Di titik lain, Pilpres yang gagal ini sepantasnya direnung dan disikapi penuh serius. Sebab publik bisa saja dijerat dalam logika kacangan nan simplisistik: “Yang kalah itu biasanya bilangnya curang, curang, curang… Untuk kami yang menang menyambut semuanya hanya dalam senyum. Sudahlah, terima sajalah kekalahan itu dan segera jabat tangan. Akui saja kemenangan pihak sebelah….”
Sepantasnya, tanah air tak boleh dihibur oleh kata-kata belagu, “Kiranya Pilpres kali berikutnya akan menjadi lebih baik dari yang dilaksanakan pada tahun ini.” Yang diproyeksikan bakal mesti menjadi lebih baik, sepatutnya bertolak dari evaluasi integral-holistik Pilpres 2024 ini pada titik jelas dan suramnya, terang dan samarnya, lurus dan bercabang kelok-keloknya… Tak mudah memang!

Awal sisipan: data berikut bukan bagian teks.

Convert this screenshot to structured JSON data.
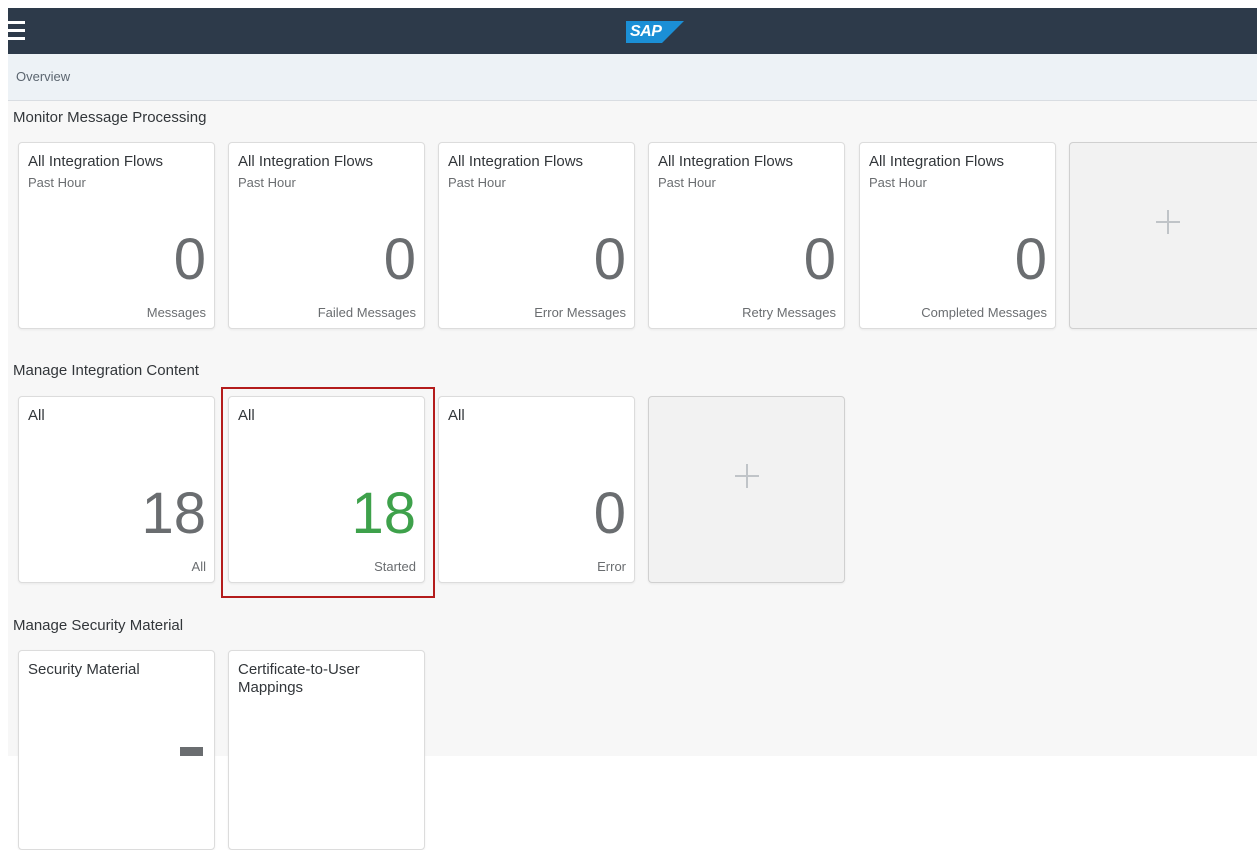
{
  "header": {
    "logo_text": "SAP",
    "brand_color": "#2d3a4a"
  },
  "breadcrumb": "Overview",
  "sections": {
    "monitor": {
      "title": "Monitor Message Processing",
      "tiles": [
        {
          "title": "All Integration Flows",
          "subtitle": "Past Hour",
          "value": "0",
          "unit": "Messages"
        },
        {
          "title": "All Integration Flows",
          "subtitle": "Past Hour",
          "value": "0",
          "unit": "Failed Messages"
        },
        {
          "title": "All Integration Flows",
          "subtitle": "Past Hour",
          "value": "0",
          "unit": "Error Messages"
        },
        {
          "title": "All Integration Flows",
          "subtitle": "Past Hour",
          "value": "0",
          "unit": "Retry Messages"
        },
        {
          "title": "All Integration Flows",
          "subtitle": "Past Hour",
          "value": "0",
          "unit": "Completed Messages"
        }
      ]
    },
    "manage": {
      "title": "Manage Integration Content",
      "tiles": [
        {
          "title": "All",
          "value": "18",
          "unit": "All"
        },
        {
          "title": "All",
          "value": "18",
          "unit": "Started",
          "value_color": "#3ea14b"
        },
        {
          "title": "All",
          "value": "0",
          "unit": "Error"
        }
      ]
    },
    "security": {
      "title": "Manage Security Material",
      "tiles": [
        {
          "title": "Security Material"
        },
        {
          "title": "Certificate-to-User Mappings"
        }
      ]
    }
  },
  "highlight_color": "#b41c1c"
}
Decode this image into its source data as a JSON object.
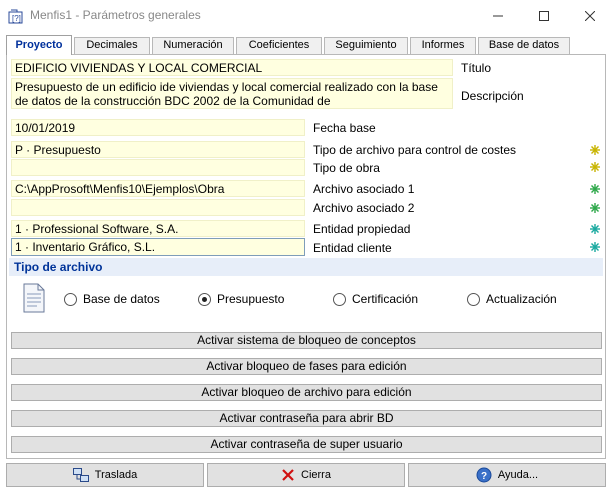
{
  "window": {
    "title": "Menfis1 - Parámetros generales"
  },
  "tabs": [
    {
      "label": "Proyecto",
      "active": true
    },
    {
      "label": "Decimales"
    },
    {
      "label": "Numeración"
    },
    {
      "label": "Coeficientes"
    },
    {
      "label": "Seguimiento"
    },
    {
      "label": "Informes"
    },
    {
      "label": "Base de datos"
    }
  ],
  "form": {
    "titulo": {
      "value": "EDIFICIO VIVIENDAS Y LOCAL COMERCIAL",
      "label": "Título"
    },
    "descripcion": {
      "value": "Presupuesto de un edificio ide viviendas y local comercial realizado con la base de datos de la construcción BDC 2002 de la Comunidad de",
      "label": "Descripción"
    },
    "fecha_base": {
      "value": "10/01/2019",
      "label": "Fecha base"
    },
    "tipo_archivo_costes": {
      "value": "P · Presupuesto",
      "label": "Tipo de archivo para control de costes"
    },
    "tipo_obra": {
      "value": "",
      "label": "Tipo de obra"
    },
    "archivo_asociado_1": {
      "value": "C:\\AppProsoft\\Menfis10\\Ejemplos\\Obra",
      "label": "Archivo asociado 1"
    },
    "archivo_asociado_2": {
      "value": "",
      "label": "Archivo asociado 2"
    },
    "entidad_propiedad": {
      "value": "1 · Professional Software, S.A.",
      "label": "Entidad propiedad"
    },
    "entidad_cliente": {
      "value": "1 · Inventario Gráfico, S.L.",
      "label": "Entidad cliente"
    }
  },
  "tipo_archivo": {
    "header": "Tipo de archivo",
    "options": [
      {
        "label": "Base de datos",
        "checked": false
      },
      {
        "label": "Presupuesto",
        "checked": true
      },
      {
        "label": "Certificación",
        "checked": false
      },
      {
        "label": "Actualización",
        "checked": false
      }
    ]
  },
  "actions": [
    "Activar sistema de bloqueo de conceptos",
    "Activar bloqueo de fases para edición",
    "Activar bloqueo de archivo para edición",
    "Activar contraseña para abrir BD",
    "Activar contraseña de super usuario"
  ],
  "footer": {
    "traslada": "Traslada",
    "cierra": "Cierra",
    "ayuda": "Ayuda..."
  },
  "colors": {
    "accent": "#003399",
    "field_bg": "#ffffe0",
    "star_yellow": "#c8b400",
    "star_green": "#2ea84a",
    "star_teal": "#1aa9a0"
  }
}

Namun, seandainya tak demikian? Pilpres atau segala jenis ajang pesta demokrasi toh akan disiasati dalam strategi penuh curang. Tak perlu pada pertarungan gagasan, visi, serta cita-cita kepemimpinan Indonesia ke depan. Cukuplah pada siasati semuanya dengan geliat kecurangi. Curang pada mekanisme dan aturan. Dan terutama curangi apa yang menjadi ‘potensi subur kemenangan paket lawan atau tandingan.’
Untuk ‘menang’ memang harus bertindak curang. Dan terlebih pula harus bertindak sejadinya untuk amankan kecurangan itu dengan segala cara hingga pada puncak kemenangan itu. Inikah yang bakal jadi warisan pesta demokrasi untuk perhelatan yang sama di episode berikutnya?
Apapun terjadi, semuanya telah terlewati. Nada-nada suara Pilpres 2024 antara ‘gagal dan berhasil’ masih sengit di pentas ‘baku ambil kata’ dan saling bertabrakan. Itu yang terjadi di tayangan-tayangan publik serta sekian banyak medsos yang deru menggebu. Mungkin kah ini semua karena Indonesia masih terlalu lemah lembut sebatas gertak sambal ‘hak angket?’